How to calculate CoBi_RGB using nxn RGB patches as features? I`m confused when reading this part of paper. like this 1/w*h * Σ{criterion_rgb(self.fake_H(nxn), self.real_H(nxn))}? calculate CoBi_RGB per pixel in its nxn neighbourhood, then average them in whole image? Am I right?
It probably means the input of CoBi_RGB should be the vectors of n×n RGB values.

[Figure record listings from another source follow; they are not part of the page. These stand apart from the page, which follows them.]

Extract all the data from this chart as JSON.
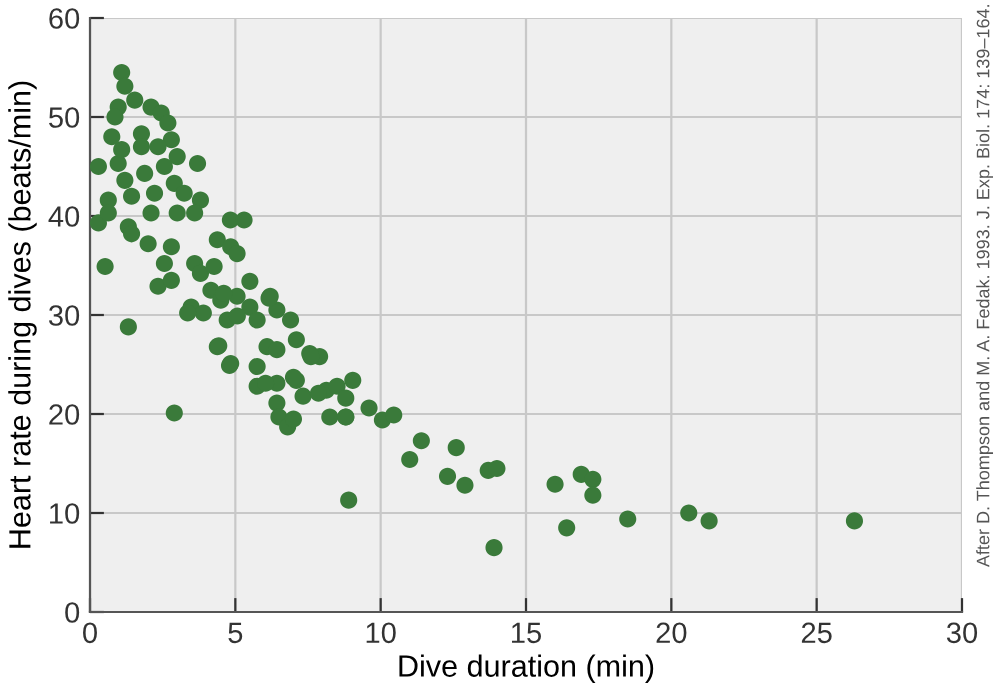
{
  "chart_data": {
    "type": "scatter",
    "xlabel": "Dive duration (min)",
    "ylabel": "Heart rate during dives (beats/min)",
    "annotations": [
      "After D. Thompson and M. A. Fedak. 1993. J. Exp. Biol. 174: 139–164."
    ],
    "xlim": [
      0,
      30
    ],
    "ylim": [
      0,
      60
    ],
    "xticks": [
      0,
      5,
      10,
      15,
      20,
      25,
      30
    ],
    "yticks": [
      0,
      10,
      20,
      30,
      40,
      50,
      60
    ],
    "grid": true,
    "marker": "circle",
    "series": [
      {
        "color": "#3a7a3a",
        "x": [
          1.09,
          1.2,
          0.97,
          1.54,
          2.1,
          2.45,
          0.86,
          0.75,
          1.77,
          2.68,
          2.8,
          3.0,
          3.7,
          0.29,
          0.97,
          1.88,
          2.56,
          2.9,
          1.2,
          0.63,
          1.43,
          2.22,
          3.24,
          3.8,
          0.29,
          1.32,
          2.1,
          3.0,
          3.6,
          0.63,
          4.83,
          5.3,
          0.52,
          1.43,
          2.0,
          2.8,
          4.38,
          4.84,
          5.06,
          2.56,
          3.6,
          2.34,
          2.8,
          3.8,
          4.27,
          3.48,
          4.16,
          4.5,
          5.06,
          5.5,
          6.2,
          1.32,
          3.9,
          4.72,
          5.75,
          6.43,
          6.9,
          4.38,
          4.84,
          5.75,
          6.09,
          6.43,
          7.1,
          7.56,
          7.9,
          5.75,
          6.43,
          7.1,
          8.13,
          9.04,
          6.43,
          7.33,
          8.25,
          8.8,
          2.9,
          9.6,
          10.06,
          1.77,
          2.34,
          1.09,
          3.36,
          4.6,
          5.07,
          5.5,
          6.16,
          4.8,
          4.43,
          6.04,
          6.5,
          6.8,
          7.0,
          7.0,
          7.6,
          7.86,
          8.5,
          8.8,
          8.9,
          8.8,
          10.45,
          11.0,
          11.4,
          12.3,
          12.6,
          12.9,
          13.7,
          14.0,
          13.9,
          16.0,
          16.4,
          16.9,
          17.3,
          17.3,
          18.5,
          20.6,
          21.3,
          26.3
        ],
        "values": [
          54.5,
          53.1,
          51,
          51.7,
          51,
          50.4,
          50,
          48,
          48.3,
          49.4,
          47.7,
          46,
          45.3,
          45,
          45.3,
          44.3,
          45,
          43.3,
          43.6,
          41.6,
          42,
          42.3,
          42.3,
          41.6,
          39.3,
          38.9,
          40.3,
          40.3,
          40.3,
          40.3,
          39.6,
          39.6,
          34.9,
          38.2,
          37.2,
          36.9,
          37.6,
          36.9,
          36.2,
          35.2,
          35.2,
          32.9,
          33.5,
          34.2,
          34.9,
          30.8,
          32.5,
          31.5,
          31.9,
          30.8,
          31.9,
          28.8,
          30.2,
          29.5,
          29.5,
          30.5,
          29.5,
          26.8,
          25.1,
          24.8,
          26.8,
          26.5,
          27.5,
          26.1,
          25.8,
          22.8,
          23.1,
          23.4,
          22.4,
          23.4,
          21.1,
          21.8,
          19.7,
          19.7,
          20.1,
          20.6,
          19.4,
          47,
          47,
          46.7,
          30.2,
          32.2,
          29.9,
          33.4,
          31.7,
          24.9,
          26.9,
          23.1,
          19.7,
          18.7,
          19.5,
          23.7,
          25.8,
          22.1,
          22.8,
          21.6,
          11.3,
          19.7,
          19.9,
          15.4,
          17.3,
          13.7,
          16.6,
          12.8,
          14.3,
          14.5,
          6.5,
          12.9,
          8.5,
          13.9,
          13.4,
          11.8,
          9.4,
          10.0,
          9.2,
          9.2
        ]
      }
    ]
  }
}
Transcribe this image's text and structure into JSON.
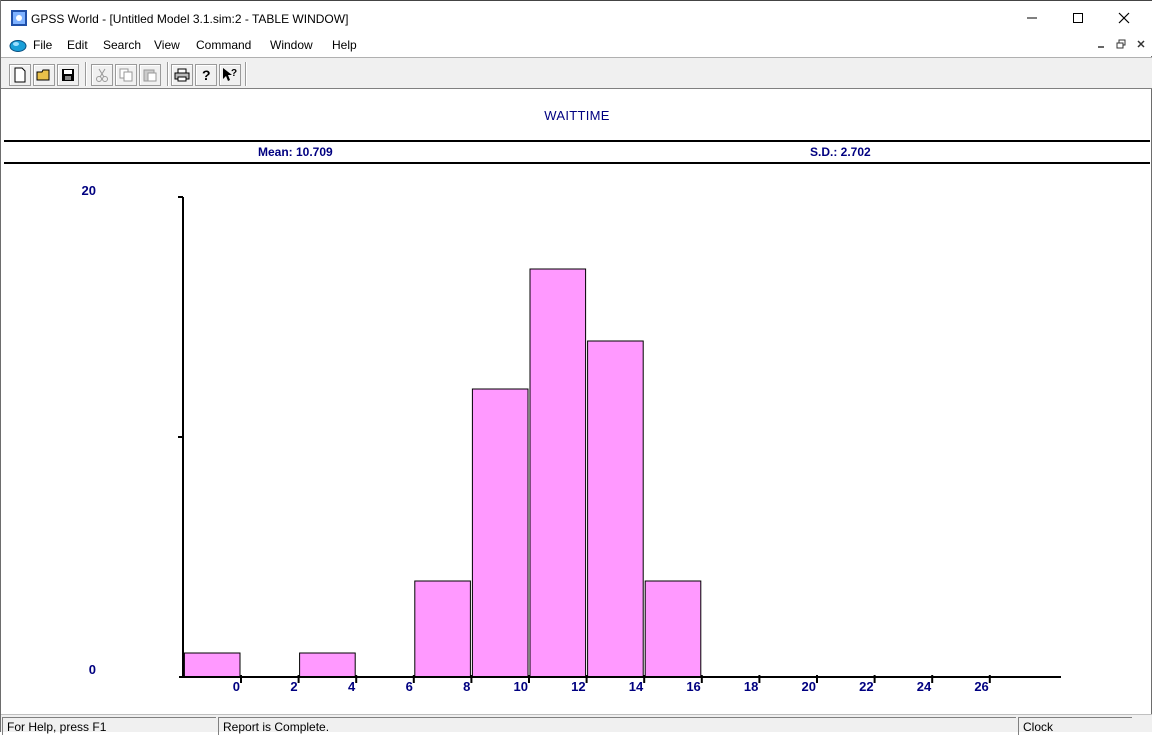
{
  "window": {
    "title": "GPSS World - [Untitled Model 3.1.sim:2  -  TABLE WINDOW]"
  },
  "menu": {
    "items": [
      "File",
      "Edit",
      "Search",
      "View",
      "Command",
      "Window",
      "Help"
    ]
  },
  "toolbar": {
    "buttons": [
      "new-icon",
      "open-icon",
      "save-icon",
      "cut-icon",
      "copy-icon",
      "paste-icon",
      "print-icon",
      "help-icon",
      "context-help-icon"
    ]
  },
  "table": {
    "title": "WAITTIME",
    "mean_label": "Mean: 10.709",
    "sd_label": "S.D.: 2.702"
  },
  "chart_data": {
    "type": "bar",
    "title": "WAITTIME",
    "x_ticks": [
      "0",
      "2",
      "4",
      "6",
      "8",
      "10",
      "12",
      "14",
      "16",
      "18",
      "20",
      "22",
      "24",
      "26"
    ],
    "y_ticks": [
      "0",
      "20"
    ],
    "ylim": [
      0,
      20
    ],
    "bins": [
      {
        "upper": 0,
        "value": 1
      },
      {
        "upper": 4,
        "value": 1
      },
      {
        "upper": 8,
        "value": 4
      },
      {
        "upper": 10,
        "value": 12
      },
      {
        "upper": 12,
        "value": 17
      },
      {
        "upper": 14,
        "value": 14
      },
      {
        "upper": 16,
        "value": 4
      }
    ],
    "bar_color": "#ff99ff",
    "axis_label_color": "#000080"
  },
  "status": {
    "help": "For Help, press F1",
    "message": "Report is Complete.",
    "clock": "Clock"
  }
}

Currently, this package does not support the feature conversion so you need to define it outside of the package.
For example:
# dummy image, shape: (n, c, h, w)
img = torch.rand(n, c, h, w)
# sample patches, shape: (n, c, kernel_size, kernel_size, n_patches)
patches = sample_patches(
img, kernel_size=3, stride=2, padding=0)
# convert to vectors, shape: (n, c*kernel_size*kernel_size, n_patches, 1)
vectors = patches.reshape(n, -1, n_patches, 1)
criterion = ContextualBilateralLoss()
loss = criterion(vectors, vectors)
Whats the best way to implement this?
sample_patches(img, kernel_size=3, stride=2, padding=0)
Something like this?
def sample_patches(x, kernel_size=3, stride=2, padding=0):
x = F.pad(x, (padding//2,padding//2, padding//2, padding//2))
# Extract patches
patches = x.unfold(2, kernel_size, stride).unfold(3, kernel_size, stride)
patches = patches.permute(0,4,5,1,2,3).contiguous()
return patches.view(b,-1,patches.shape[-2], patches.shape[-1])
@varun19299 maybe
This code will help you. https://github.com/S-aiueo32/srntt-pytorch/blob/master/models/swapper.py#L198-L230
Yes, this works: modified for including batch size.
Thanks for the quick reply.
Also, with regards to the OOM issue: do you recommend using cosine distance for CoBi RGB too?
I've tried three types of loss_type, and they all seem to have OOM problem.
Did you extract patches before applying CoBi/ CX?